Si l’expression “À table!” raisonne naturellement aux oreilles de l’Occidental, le Vietnam se détournera de cette formule banale. Les passants en ont un premier échantillon dans la rue. Tout y est prétexte à servir de support.
Il arrive d’ailleurs fréquemment que tabourets et tables se confondent. En famille, vous pourrez effectivement être reçu autour d’une table, mais aussi directement assis sur une natte, dépliée à l’heure de chaque repas dans une pièce qui le plus souvent, ne lui est pas dédiée. Juste une règle à ce propos : si cette manière de manger sied à ravir à vos amis vietnamiens (question d’habitude), vous serez de votre côté, en bon occidental qui se respecte, amené à changer de posture une vingtaine de fois pendant le repas. Favorisez donc une position en tailleur ou genoux repliés et évitez d’allonger les jambes, la plante des pieds ne doit pas pointer en direction de la nourriture, question d’hygiène.
Mais peu importe l’aspect que revêtira votre table, le rituel sera inchangé. Les plats seront tous posés simultanément au milieu des convives qui se serviront au gré de leurs envies… ou presque. Selon un proverbe vietnamien, «il faut regarder le fond de la casserole avant de se servir» (An trông nôi, ngôi trông huong).
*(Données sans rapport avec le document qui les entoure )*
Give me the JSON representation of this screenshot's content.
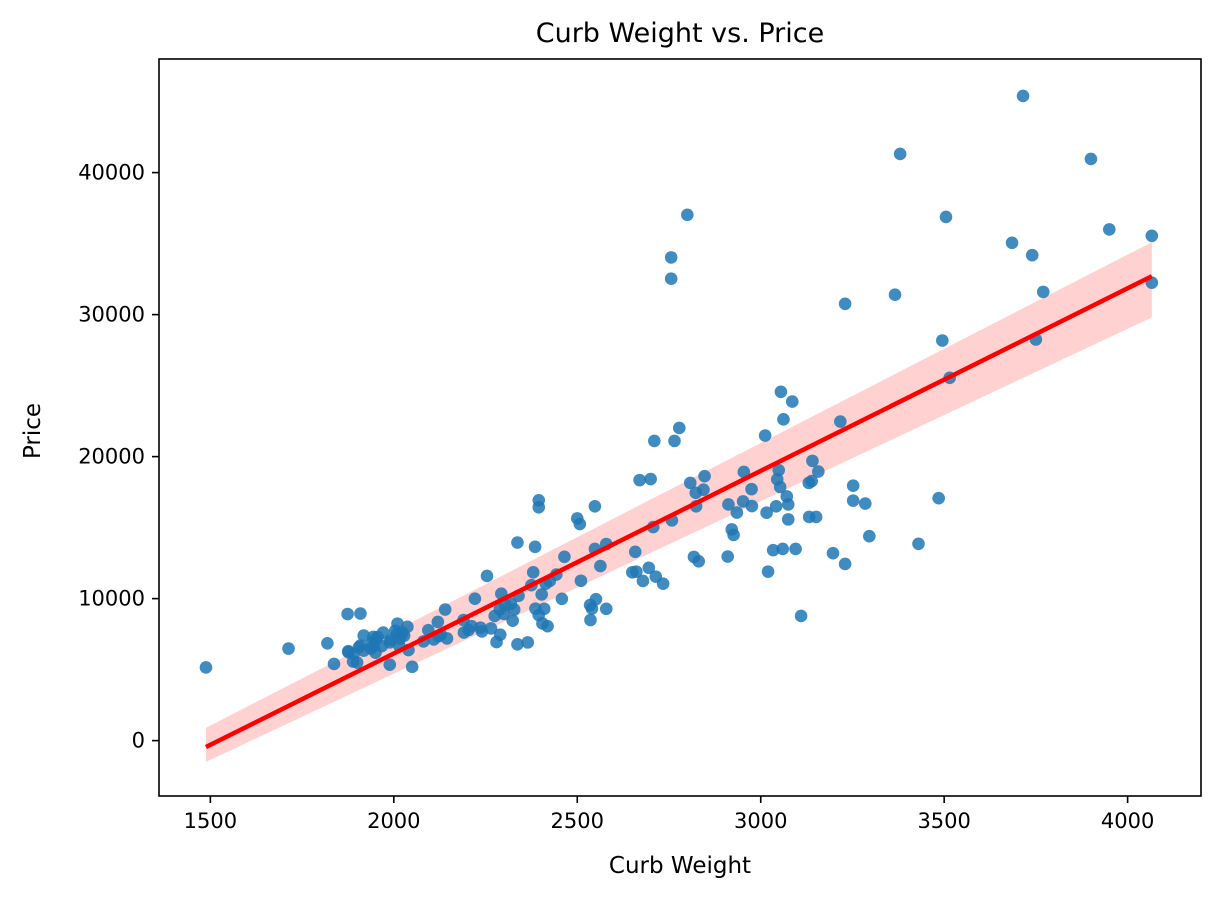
{
  "chart_data": {
    "type": "scatter",
    "title": "Curb Weight vs. Price",
    "xlabel": "Curb Weight",
    "ylabel": "Price",
    "xlim": [
      1360,
      4200
    ],
    "ylim": [
      -3900,
      48000
    ],
    "xticks": [
      1500,
      2000,
      2500,
      3000,
      3500,
      4000
    ],
    "yticks": [
      0,
      10000,
      20000,
      30000,
      40000
    ],
    "xtick_labels": [
      "1500",
      "2000",
      "2500",
      "3000",
      "3500",
      "4000"
    ],
    "ytick_labels": [
      "0",
      "10000",
      "20000",
      "30000",
      "40000"
    ],
    "grid": false,
    "colors": {
      "points": "#1f77b4",
      "regression_line": "#ff0000",
      "confidence_band": "#ffcccc"
    },
    "regression": {
      "x": [
        1488,
        4066
      ],
      "y": [
        -450,
        32700
      ],
      "ci_lower": [
        -1500,
        29800
      ],
      "ci_upper": [
        900,
        35100
      ]
    },
    "points": [
      [
        1488,
        5151
      ],
      [
        1713,
        6479
      ],
      [
        1819,
        6855
      ],
      [
        1837,
        5399
      ],
      [
        1874,
        8916
      ],
      [
        1876,
        6229
      ],
      [
        1876,
        6295
      ],
      [
        1889,
        5572
      ],
      [
        1890,
        6095
      ],
      [
        1900,
        5499
      ],
      [
        1905,
        6575
      ],
      [
        1909,
        6692
      ],
      [
        1909,
        8949
      ],
      [
        1918,
        7395
      ],
      [
        1918,
        6338
      ],
      [
        1938,
        6488
      ],
      [
        1940,
        6849
      ],
      [
        1944,
        7299
      ],
      [
        1945,
        6669
      ],
      [
        1950,
        6189
      ],
      [
        1951,
        7129
      ],
      [
        1956,
        7299
      ],
      [
        1967,
        6649
      ],
      [
        1971,
        7609
      ],
      [
        1989,
        5348
      ],
      [
        1989,
        6918
      ],
      [
        1992,
        7099
      ],
      [
        2004,
        7738
      ],
      [
        2008,
        7499
      ],
      [
        2010,
        8238
      ],
      [
        2015,
        6669
      ],
      [
        2017,
        7198
      ],
      [
        2024,
        7603
      ],
      [
        2028,
        7395
      ],
      [
        2037,
        8013
      ],
      [
        2040,
        6377
      ],
      [
        2050,
        5195
      ],
      [
        2081,
        6989
      ],
      [
        2094,
        7775
      ],
      [
        2109,
        7126
      ],
      [
        2120,
        8358
      ],
      [
        2122,
        7349
      ],
      [
        2128,
        7463
      ],
      [
        2140,
        9233
      ],
      [
        2145,
        7198
      ],
      [
        2190,
        8495
      ],
      [
        2191,
        7609
      ],
      [
        2204,
        7788
      ],
      [
        2212,
        8058
      ],
      [
        2221,
        9995
      ],
      [
        2236,
        7957
      ],
      [
        2240,
        7689
      ],
      [
        2254,
        11595
      ],
      [
        2265,
        7898
      ],
      [
        2275,
        8778
      ],
      [
        2280,
        6938
      ],
      [
        2289,
        9258
      ],
      [
        2290,
        7462
      ],
      [
        2293,
        10345
      ],
      [
        2300,
        8921
      ],
      [
        2304,
        9538
      ],
      [
        2319,
        9639
      ],
      [
        2324,
        8449
      ],
      [
        2328,
        9233
      ],
      [
        2337,
        6785
      ],
      [
        2337,
        13950
      ],
      [
        2340,
        10198
      ],
      [
        2365,
        6918
      ],
      [
        2375,
        10945
      ],
      [
        2380,
        11850
      ],
      [
        2385,
        13645
      ],
      [
        2386,
        9295
      ],
      [
        2395,
        8845
      ],
      [
        2395,
        16925
      ],
      [
        2395,
        16430
      ],
      [
        2403,
        10295
      ],
      [
        2405,
        8249
      ],
      [
        2410,
        9279
      ],
      [
        2414,
        11048
      ],
      [
        2419,
        8058
      ],
      [
        2425,
        11245
      ],
      [
        2443,
        11694
      ],
      [
        2458,
        9989
      ],
      [
        2465,
        12945
      ],
      [
        2500,
        15645
      ],
      [
        2507,
        15250
      ],
      [
        2510,
        11259
      ],
      [
        2535,
        9549
      ],
      [
        2536,
        8495
      ],
      [
        2540,
        9298
      ],
      [
        2548,
        13499
      ],
      [
        2548,
        16500
      ],
      [
        2551,
        9960
      ],
      [
        2563,
        12290
      ],
      [
        2579,
        9279
      ],
      [
        2579,
        13845
      ],
      [
        2650,
        11850
      ],
      [
        2658,
        13295
      ],
      [
        2661,
        11900
      ],
      [
        2670,
        18344
      ],
      [
        2679,
        11245
      ],
      [
        2695,
        12170
      ],
      [
        2700,
        18420
      ],
      [
        2707,
        15040
      ],
      [
        2710,
        21105
      ],
      [
        2714,
        11549
      ],
      [
        2734,
        11048
      ],
      [
        2756,
        32528
      ],
      [
        2756,
        34028
      ],
      [
        2758,
        15510
      ],
      [
        2765,
        21105
      ],
      [
        2778,
        22018
      ],
      [
        2800,
        37028
      ],
      [
        2808,
        18150
      ],
      [
        2818,
        12940
      ],
      [
        2823,
        17450
      ],
      [
        2824,
        16503
      ],
      [
        2831,
        12629
      ],
      [
        2844,
        17669
      ],
      [
        2847,
        18620
      ],
      [
        2910,
        12964
      ],
      [
        2912,
        16630
      ],
      [
        2921,
        14869
      ],
      [
        2926,
        14489
      ],
      [
        2935,
        16058
      ],
      [
        2952,
        16845
      ],
      [
        2954,
        18920
      ],
      [
        2975,
        17710
      ],
      [
        2976,
        16515
      ],
      [
        3012,
        21485
      ],
      [
        3016,
        16049
      ],
      [
        3020,
        11900
      ],
      [
        3034,
        13415
      ],
      [
        3042,
        16500
      ],
      [
        3045,
        18399
      ],
      [
        3049,
        19045
      ],
      [
        3053,
        17859
      ],
      [
        3055,
        24565
      ],
      [
        3060,
        13499
      ],
      [
        3062,
        22625
      ],
      [
        3071,
        17199
      ],
      [
        3075,
        15580
      ],
      [
        3075,
        16630
      ],
      [
        3086,
        23875
      ],
      [
        3095,
        13499
      ],
      [
        3110,
        8778
      ],
      [
        3131,
        18150
      ],
      [
        3132,
        15750
      ],
      [
        3139,
        18280
      ],
      [
        3141,
        19699
      ],
      [
        3151,
        15750
      ],
      [
        3157,
        18950
      ],
      [
        3197,
        13200
      ],
      [
        3217,
        22470
      ],
      [
        3230,
        12440
      ],
      [
        3230,
        30760
      ],
      [
        3252,
        16900
      ],
      [
        3252,
        17950
      ],
      [
        3285,
        16695
      ],
      [
        3296,
        14399
      ],
      [
        3366,
        31400
      ],
      [
        3380,
        41315
      ],
      [
        3430,
        13860
      ],
      [
        3485,
        17075
      ],
      [
        3495,
        28176
      ],
      [
        3505,
        36880
      ],
      [
        3515,
        25552
      ],
      [
        3685,
        35056
      ],
      [
        3715,
        45400
      ],
      [
        3740,
        34184
      ],
      [
        3750,
        28248
      ],
      [
        3770,
        31600
      ],
      [
        3900,
        40960
      ],
      [
        3950,
        36000
      ],
      [
        4066,
        35550
      ],
      [
        4066,
        32250
      ]
    ]
  }
}
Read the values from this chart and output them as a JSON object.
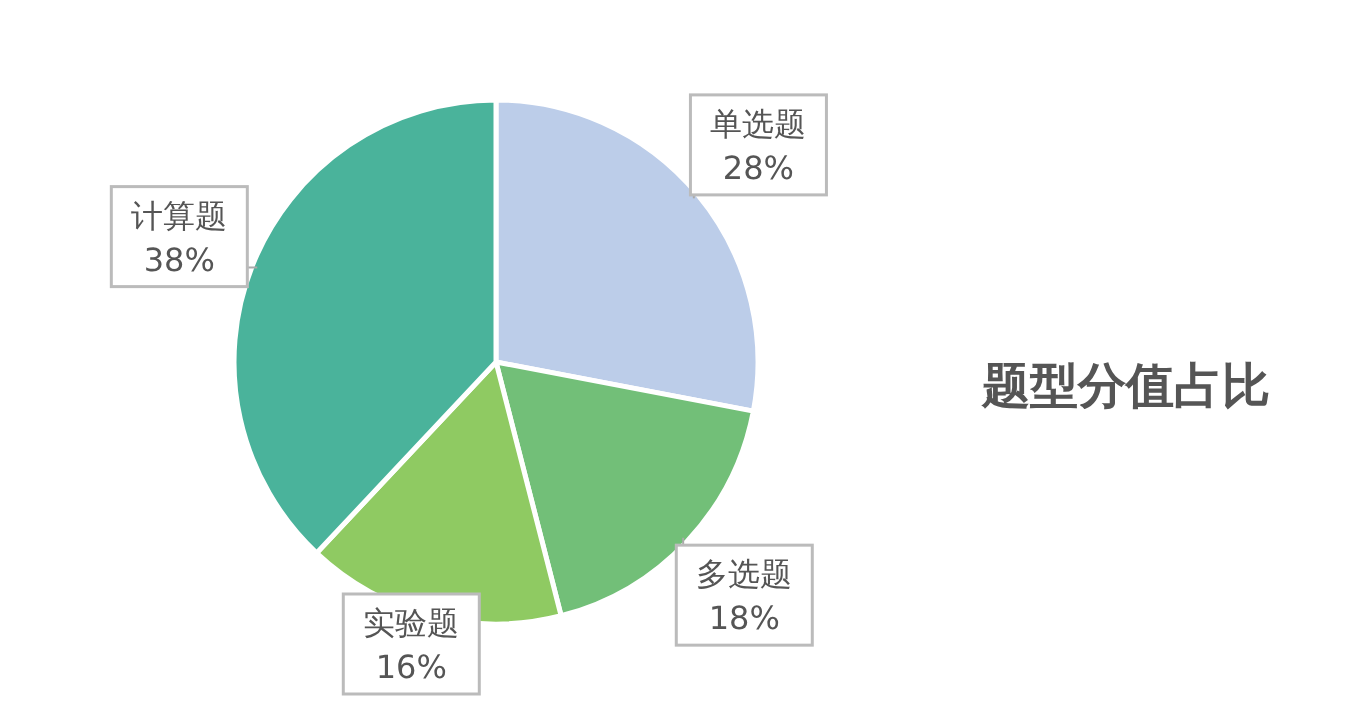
{
  "chart_data": {
    "type": "pie",
    "title": "题型分值占比",
    "categories": [
      "单选题",
      "多选题",
      "实验题",
      "计算题"
    ],
    "values": [
      28,
      18,
      16,
      38
    ],
    "colors": [
      "#bccde9",
      "#72bf78",
      "#8fca62",
      "#4ab39b"
    ],
    "value_labels": [
      "28%",
      "18%",
      "16%",
      "38%"
    ]
  }
}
Concrètement, le convive peut se servir à volonté, à la seule et unique condition non négociable qu’il reste de la nourriture en quantité suffisante pour tout le monde. À l’instar de la France, notamment, il convient donc de ne jamais prendre le dernier morceau, sauf si l’hôte vous y invite. Ce proverbe est aujourd’hui élargi à la vie quotidienne en général. Autre règle : ne remplissez jamais votre bol à ras bord. Servez-vous en petite quantité à chaque fois. Ne prenez jamais un morceau pour le mettre directement à la bouche. Il doit passer par votre bol. Ainsi mélangé aux autres mets qui compose la tablée, il n’en sera que plus «goûtu».
Concernant enfin le dessert, oubliez sur le champ pâtisseries et autres gourmandises du même acabit. Les Vietnamiens n’ont absolument pas l’habitude de manger gras. Ils vous offriront des fruits, rarement d’ailleurs ceux que vous avez apportés, ne vous en vexez pas. Comme évoqué précédemment, le rituel de l’hospitalité veut que l’on garde les présents pour plus tard, et que l’on fasse même don d’autres fruits à l’invité, pour qu’il les emporte. Enfin, si vous voulez faire plaisir à votre hôte, demandez à visiter sa maison. De fait, aussi surprenant et impoli que cela puisse paraître à un occidental, c’est à l’invité de se faire inviter. Le propriétaire peut d’ailleurs attendre avec impatience votre requête. C’est ainsi que j’ai moi-même vexé la maîtresse des lieux, il y a seulement quelques jours. Quand on se souvient que la notion d’espace privé est quasi-absente au Vietnam, cette pratique prend tout son sens. Même si elle n’est pas d’usage dans toutes les familles.
La liste des coutumes est encore bien longue. Un seul secret, observer et s’adapter. Eviter de dire non mais ne pas se crisper. Tout ça n’est qu’une affaire d’habitude, et les faux-pas vous seront aisément pardonnés si vous êtes étranger.
Note: Pendant votre voyage, vous avez de bonnes occasions de passer d’innoubliables moments, lors des nuits chez l’habitant en mangeant ensemble avec des familles vietnamiennes qui sont très acceuillantes et sympatiques.